Au cours des dernières décennies, le développement pharmaceutique s'est orienté vers de grandes molécules plus complexes et difficiles à fabriquer, dérivées de cellules vivantes qui peuvent cibler un emplacement ou un mécanisme spécifique dans le corps. Ces produits biologiques, comme Humira, le médicament d'AbbVie contre la polyarthrite rhumatoïde, doivent être injectés ou perfusés et peuvent nécessiter une manipulation ou une surveillance particulière des patients.

Mais l'industrie a également mis au point des pilules innovantes, que les patients préfèrent souvent. Lilly et d'autres fabricants de médicaments, par exemple, développent des médicaments oraux pour une cible liée au diabète et à l'obésité qui n'est actuellement atteinte que par des médicaments injectés.

CONSÉQUENCES INVOLONTAIRES

Lorsque les pilules perdent la protection de leur brevet, les copies génériques entrent généralement sur le marché avec des réductions de prix pouvant atteindre 90 %, alors que les versions "biosimilaires" concurrentes des médicaments à grosses molécules sont beaucoup moins solides et les réductions beaucoup plus faibles.

Steven Pearson, président de l'influent groupe de recherche sur le prix des médicaments Institute for Clinical and Economic Review, a déclaré que l'IRA devrait dans l'ensemble contribuer à réduire les prix pour les patients de Medicare, mais a reconnu que de nouvelles lois comme celle-ci peuvent avoir des "conséquences inattendues".

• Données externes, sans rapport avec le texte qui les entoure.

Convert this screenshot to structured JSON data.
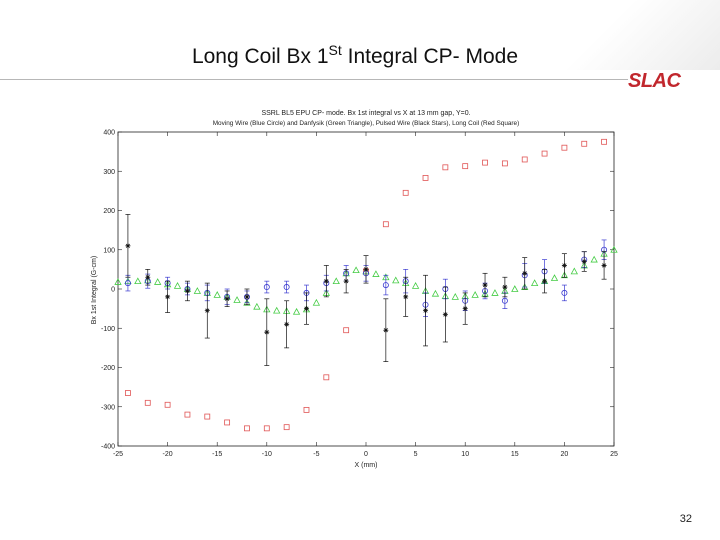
{
  "slide": {
    "title_main": "Long Coil Bx 1",
    "title_sup": "St",
    "title_rest": " Integral CP- Mode",
    "logo": "SLAC",
    "page_number": "32"
  },
  "colors": {
    "blue_circle": "#3a3ad0",
    "green_triangle": "#44cc44",
    "black_star": "#111111",
    "red_square": "#e05555",
    "slac_red": "#c1272d"
  },
  "chart_data": {
    "type": "scatter",
    "title": "SSRL BL5 EPU CP- mode. Bx 1st integral vs X at 13 mm gap, Y=0.",
    "subtitle": "Moving Wire (Blue Circle) and Danfysik (Green Triangle), Pulsed Wire (Black Stars), Long Coil (Red Square)",
    "xlabel": "X (mm)",
    "ylabel": "Bx 1st Integral (G-cm)",
    "xlim": [
      -25,
      25
    ],
    "ylim": [
      -400,
      400
    ],
    "xticks": [
      "-25",
      "-20",
      "-15",
      "-10",
      "-5",
      "0",
      "5",
      "10",
      "15",
      "20",
      "25"
    ],
    "yticks": [
      "400",
      "300",
      "200",
      "100",
      "0",
      "-100",
      "-200",
      "-300",
      "-400"
    ],
    "grid": false,
    "series": [
      {
        "marker": "square",
        "color": "#e05555",
        "x": [
          -24,
          -22,
          -20,
          -18,
          -16,
          -14,
          -12,
          -10,
          -8,
          -6,
          -4,
          -2,
          0,
          2,
          4,
          6,
          8,
          10,
          12,
          14,
          16,
          18,
          20,
          22,
          24
        ],
        "y": [
          -265,
          -290,
          -295,
          -320,
          -325,
          -340,
          -355,
          -355,
          -352,
          -308,
          -225,
          -105,
          45,
          165,
          245,
          283,
          310,
          313,
          322,
          320,
          330,
          345,
          360,
          370,
          375
        ]
      },
      {
        "marker": "triangle",
        "color": "#44cc44",
        "x": [
          -25,
          -24,
          -23,
          -22,
          -21,
          -20,
          -19,
          -18,
          -17,
          -16,
          -15,
          -14,
          -13,
          -12,
          -11,
          -10,
          -9,
          -8,
          -7,
          -6,
          -5,
          -4,
          -3,
          -2,
          -1,
          0,
          1,
          2,
          3,
          4,
          5,
          6,
          7,
          8,
          9,
          10,
          11,
          12,
          13,
          14,
          15,
          16,
          17,
          18,
          19,
          20,
          21,
          22,
          23,
          24,
          25
        ],
        "y": [
          18,
          20,
          20,
          22,
          18,
          12,
          8,
          0,
          -5,
          -10,
          -15,
          -20,
          -28,
          -35,
          -45,
          -52,
          -55,
          -56,
          -58,
          -52,
          -35,
          -10,
          20,
          40,
          48,
          45,
          38,
          30,
          22,
          15,
          8,
          -5,
          -12,
          -18,
          -20,
          -18,
          -15,
          -12,
          -10,
          -5,
          0,
          5,
          15,
          20,
          28,
          35,
          45,
          60,
          75,
          90,
          100
        ]
      },
      {
        "marker": "circle",
        "color": "#3a3ad0",
        "x": [
          -24,
          -22,
          -20,
          -18,
          -16,
          -14,
          -12,
          -10,
          -8,
          -6,
          -4,
          -2,
          0,
          2,
          4,
          6,
          8,
          10,
          12,
          14,
          16,
          18,
          20,
          22,
          24
        ],
        "y": [
          15,
          20,
          15,
          0,
          -10,
          -20,
          -20,
          5,
          5,
          -10,
          15,
          40,
          40,
          10,
          20,
          -40,
          0,
          -30,
          -5,
          -30,
          35,
          45,
          -10,
          75,
          100
        ],
        "err": [
          20,
          18,
          15,
          15,
          20,
          20,
          15,
          15,
          15,
          20,
          20,
          20,
          20,
          25,
          30,
          30,
          25,
          25,
          20,
          20,
          30,
          30,
          20,
          20,
          25
        ]
      },
      {
        "marker": "star",
        "color": "#111111",
        "x": [
          -24,
          -22,
          -20,
          -18,
          -16,
          -14,
          -12,
          -10,
          -8,
          -6,
          -4,
          -2,
          0,
          2,
          4,
          6,
          8,
          10,
          12,
          14,
          16,
          18,
          20,
          22,
          24
        ],
        "y": [
          110,
          30,
          -20,
          -5,
          -55,
          -25,
          -20,
          -110,
          -90,
          -50,
          20,
          20,
          50,
          -105,
          -20,
          -55,
          -65,
          -50,
          10,
          5,
          40,
          20,
          60,
          70,
          60
        ],
        "err": [
          80,
          20,
          40,
          25,
          70,
          20,
          20,
          85,
          60,
          40,
          40,
          30,
          35,
          80,
          50,
          90,
          70,
          40,
          30,
          25,
          40,
          30,
          30,
          25,
          35
        ]
      }
    ]
  }
}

Il a noté qu'il n'est pas inhabituel pour les sociétés pharmaceutiques de choisir de ne pas poursuivre un médicament qu'elles pensaient autrefois prometteur.

"Nous n'avons fait que rendre les choses plus compliquées maintenant", a-t-il dit.

Stephen Ubl, président de Pharmaceutical Research and Manufacturers of America (PhRMA), a déclaré que le groupe commercial de l'industrie estime que l'IRA ne devrait pas fixer des périodes d'exemption différentes en fonction du type de médicament. "Nous aimerions que cette disposition soit fixée", a-t-il déclaré.

Les cadres de la société américaine de biotechnologie Amgen Inc. ont déclaré que l'IRA aura un large impact sur l'industrie, mais qu'Amgen est bien positionné pour la croissance en raison de sa forte position dans les produits biologiques.

"Les grandes molécules sont relativement favorisées par l'IRA par rapport aux petites molécules", a déclaré David Reese, responsable de la recherche et du développement chez Amgen, dans une interview. "Étant donné notre histoire et notre concentration sur les protéines thérapeutiques, c'est un avantage."

PhRMA a déclaré que lorsqu'on leur a demandé dans un récent sondage s'ils prévoyaient de réorienter les investissements en recherche et développement au détriment des médicaments à petites molécules, 63 % des sociétés membres qui ont répondu à la question ont dit oui.